There’s been a growing discussion about whether we’re entering an AI bubble and it’s prompting business leaders to pause and carefully evaluate their next steps. Analysts point to inflated valuations, speculative investment and widespread hype around generative AI – often detached from actual revenues or proven results. This has led many executives to wonder how to translate AI’s promise into measurable business value and what strategies are needed to unlock positive ROI.
In our AI Readiness Report, only 6% of UK firms reported positive returns across all AI initiatives, while 39% of workers said their company’s AI strategy was mostly hype. These findings align with broader scepticism: when expectations and market sentiment outpace operational reality, even advanced tools struggle to deliver.
These figures point to a fundamental challenge: AI success is not primarily dependent on the technology itself. Crucially, it’s how AI is implemented and how teams are empowered to use it effectively. With the right foundations, clear processes and teams equipped to use AI tools confidently, organisations can move past the hype and begin realising meaningful gains.
Bridging the hype gap
Many organisations are rushing to adopt AI without a clear plan, with 40% of UK respondents experiencing reliability issues with AI projects. There is a tendency to assume that introducing AI into a process will automatically improve outcomes. But without pre-defined use cases, measurable objectives and clear criteria for success, AI initiatives can quickly become an expensive experiment rather than a strategic advantage. Misaligned workflows, poor-quality underlying data, or teams lacking confidence in using the technology can all undermine adoption and prevent AI from delivering meaningful business value.
It’s important to focus on what problem they are trying to solve and how AI will create tangible value to help achieve that goal. Establishing success metrics before deployment ensures that teams have a shared understanding of targets and can assess progress objectively. By focusing on outcomes that accelerate work rather than simply increasing output, leaders can avoid generating unnecessary ‘noise’ or cognitive overhead, ensuring that AI delivers on real value instead of just more content. This focus on outcomes rather than tools also mitigates the risk of hype-driven disappointment, which can erode confidence in AI across the organisation.

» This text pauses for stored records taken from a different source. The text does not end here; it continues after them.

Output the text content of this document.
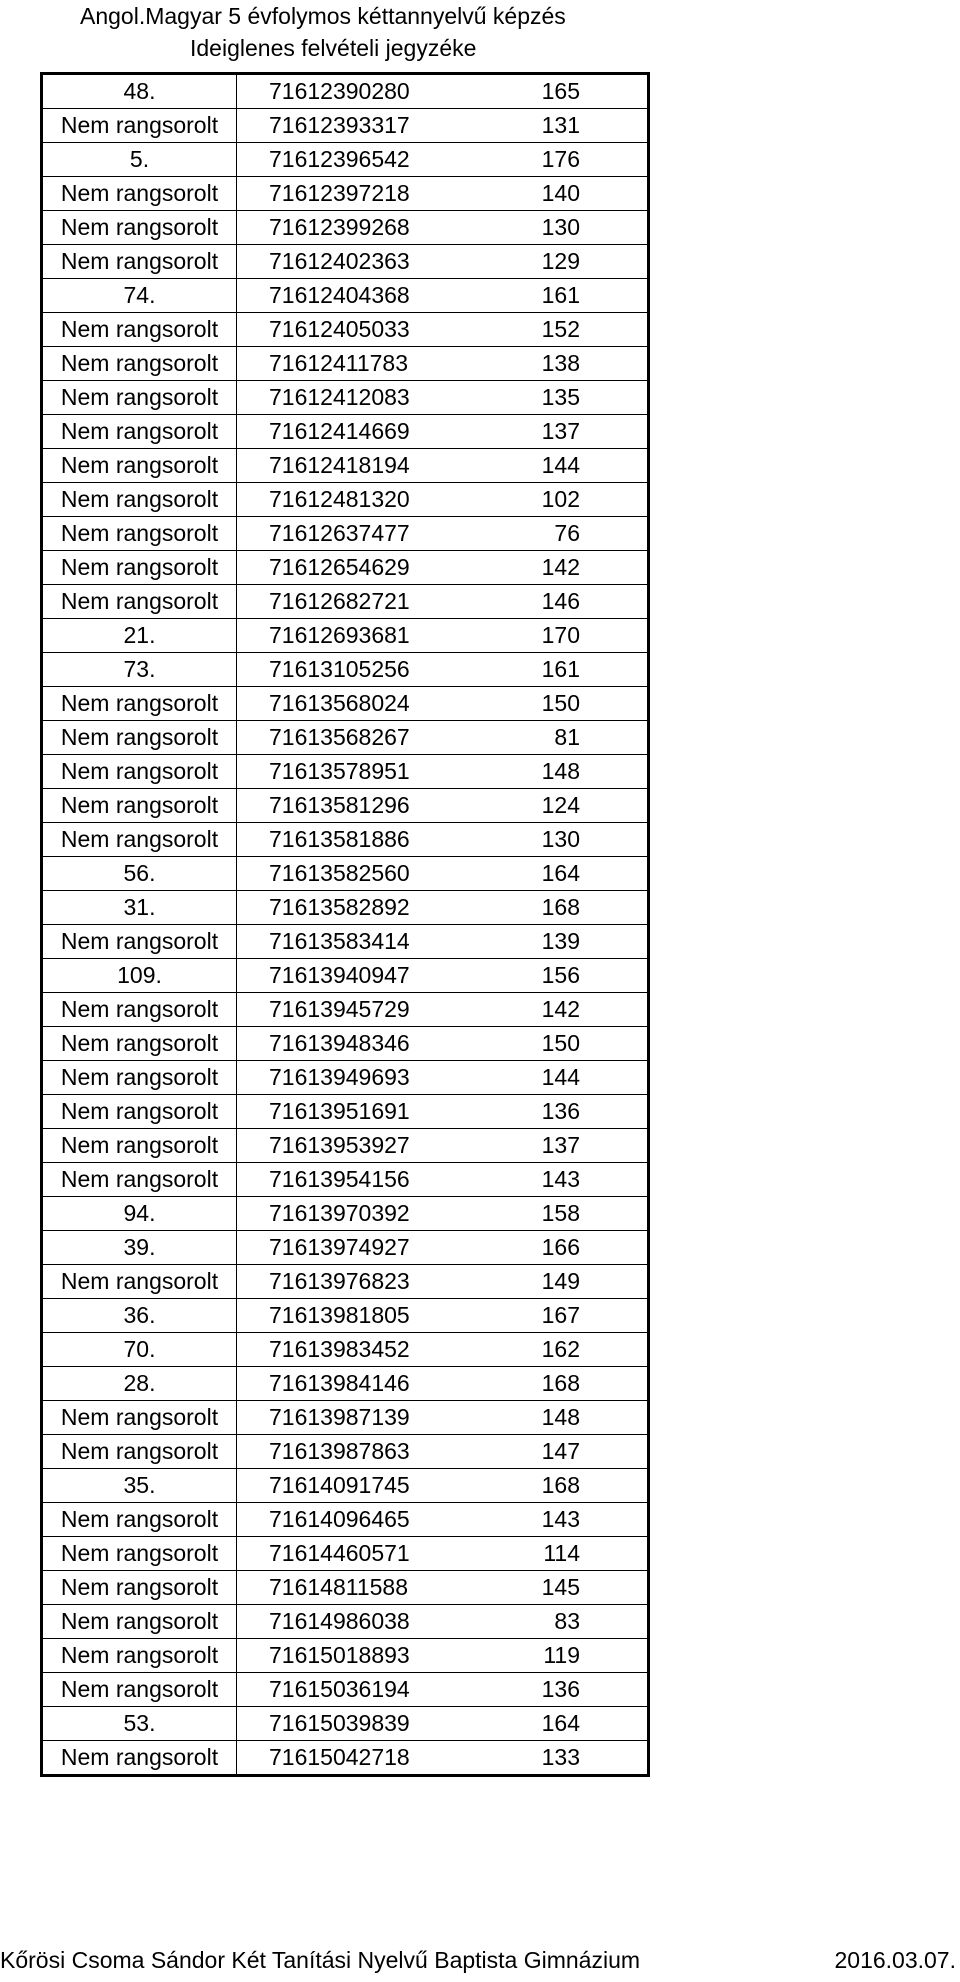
Angol.Magyar 5 évfolymos kéttannyelvű képzés
Ideiglenes felvételi jegyzéke
48.	71612390280	165
Nem rangsorolt	71612393317	131
5.	71612396542	176
Nem rangsorolt	71612397218	140
Nem rangsorolt	71612399268	130
Nem rangsorolt	71612402363	129
74.	71612404368	161
Nem rangsorolt	71612405033	152
Nem rangsorolt	71612411783	138
Nem rangsorolt	71612412083	135
Nem rangsorolt	71612414669	137
Nem rangsorolt	71612418194	144
Nem rangsorolt	71612481320	102
Nem rangsorolt	71612637477	76
Nem rangsorolt	71612654629	142
Nem rangsorolt	71612682721	146
21.	71612693681	170
73.	71613105256	161
Nem rangsorolt	71613568024	150
Nem rangsorolt	71613568267	81
Nem rangsorolt	71613578951	148
Nem rangsorolt	71613581296	124
Nem rangsorolt	71613581886	130
56.	71613582560	164
31.	71613582892	168
Nem rangsorolt	71613583414	139
109.	71613940947	156
Nem rangsorolt	71613945729	142
Nem rangsorolt	71613948346	150
Nem rangsorolt	71613949693	144
Nem rangsorolt	71613951691	136
Nem rangsorolt	71613953927	137
Nem rangsorolt	71613954156	143
94.	71613970392	158
39.	71613974927	166
Nem rangsorolt	71613976823	149
36.	71613981805	167
70.	71613983452	162
28.	71613984146	168
Nem rangsorolt	71613987139	148
Nem rangsorolt	71613987863	147
35.	71614091745	168
Nem rangsorolt	71614096465	143
Nem rangsorolt	71614460571	114
Nem rangsorolt	71614811588	145
Nem rangsorolt	71614986038	83
Nem rangsorolt	71615018893	119
Nem rangsorolt	71615036194	136
53.	71615039839	164
Nem rangsorolt	71615042718	133
Kőrösi Csoma Sándor Két Tanítási Nyelvű Baptista Gimnázium	2016.03.07.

Putting people first in AI deployment
Even with the right strategy in place, AI implementation will fall short if employees are not equipped to use it confidently. Our survey found that a third of workers frequently encounter AI tools that come with unclear instructions and inconsistent guidance. The result is frustration, slower productivity, inefficiency and, in some cases, resistance to tool adoption, which can erode trust in the broader AI strategy.

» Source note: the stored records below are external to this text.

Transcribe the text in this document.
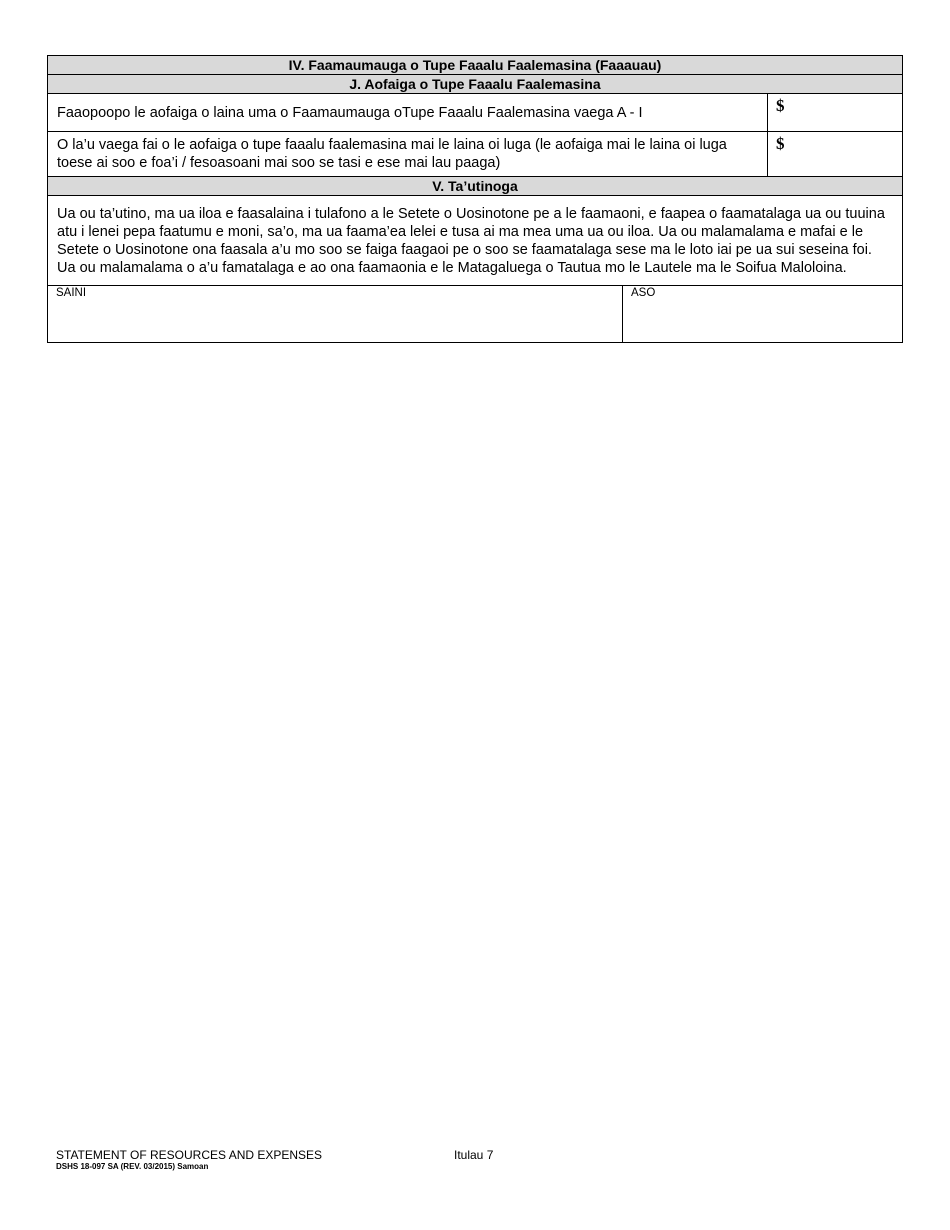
IV. Faamaumauga o Tupe Faaalu Faalemasina (Faaauau)
J. Aofaiga o Tupe Faaalu Faalemasina
Faaopoopo le aofaiga o laina uma o Faamaumauga oTupe Faaalu Faalemasina vaega A - I	$
O la’u vaega fai o le aofaiga o tupe faaalu faalemasina mai le laina oi luga (le aofaiga mai le laina oi luga toese ai soo e foa’i / fesoasoani mai soo se tasi e ese mai lau paaga)
$
V. Ta’utinoga
Ua ou ta’utino, ma ua iloa e faasalaina i tulafono a le Setete o Uosinotone pe a le faamaoni, e faapea o faamatalaga ua ou tuuina atu i lenei pepa faatumu e moni, sa’o, ma ua faama’ea lelei e tusa ai ma mea uma ua ou iloa. Ua ou malamalama e mafai e le Setete o Uosinotone ona faasala a’u mo soo se faiga faagaoi pe o soo se faamatalaga sese ma le loto iai pe ua sui seseina foi. Ua ou malamalama o a’u famatalaga e ao ona faamaonia e le Matagaluega o Tautua mo le Lautele ma le Soifua Maloloina.
SAINI	ASO
STATEMENT OF RESOURCES AND EXPENSES
DSHS 18-097 SA (REV. 03/2015) Samoan
Itulau 7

AI is far from a replacement for human insight – it works alongside humans to augment decision-making, speeding up analysis, reducing busywork and revealing blind spots. To get the most value, employees need guidance on when and how to use AI, such as treating it as a sparring partner or co-collaborator rather than a replacement for critical ideas. They also need solid documentation of processes and tacit knowledge to support AI outputs, as well as transparency around the tool’s limitations, so they can make informed decisions.
Providing this guidance builds confidence, which increases psychological safety and autonomy. Employees feel safe experimenting, making mistakes and asking questions, which drives adoption and engagement. By designing AI interventions that support and enhance employees’ work, organisations can build trust and demonstrate real value. Streamlining processes, providing training, and embedding clear guidance into workflows all contribute to that goal. Organisations that take this approach see higher engagement, better adoption and ultimately, stronger business outcomes as a result.
Documentation and workflow readiness
AI effectiveness is also heavily dependent on the readiness of organisational workflows and knowledge. Many teams still face uneven foundations, with almost a third (30%) of UK knowledge workers saying that poor data quality is the biggest barrier holding their organisation back. AI relies on clear, consistent information to deliver value. In organisations where documentation is incomplete or difficult to navigate, teams can end up duplicating work because they cannot find prior insights, wasting time instead of applying AI effectively.
Employees need context on how tasks relate to one another, why certain processes exist, and where AI can add value. Comprehensive, well-organised documentation is therefore a prerequisite for meaningful AI adoption. Clear workflows and accessible information not only improve the efficiency of AI tools, but they empower employees to make informed decisions. Organisations that build this foundation will find their AI initiatives scale more smoothly. They also see tangible gains sooner because teams spend less time troubleshooting or retracing steps and more time using insights to solve real business problems.
Beyond efficiency, documentation also plays a role in accountability and transparency. As AI becomes more embedded in decision-making processes, being able to trace recommendations and actions back to a clear source of truth reduces errors, ensures compliance, and builds confidence in both the technology and the people using it.
Making AI work
Too often, organisations focus on acquiring technology without addressing the human and operational factors that determine success. UK businesses have the tools at their disposal, but positive ROI will remain elusive until employees are equipped, workflows are ready, and AI is integrated effectively. By addressing these challenges, UK organisations can turn AI from a source of hype and frustration into a driver of real productivity and competitive advantage.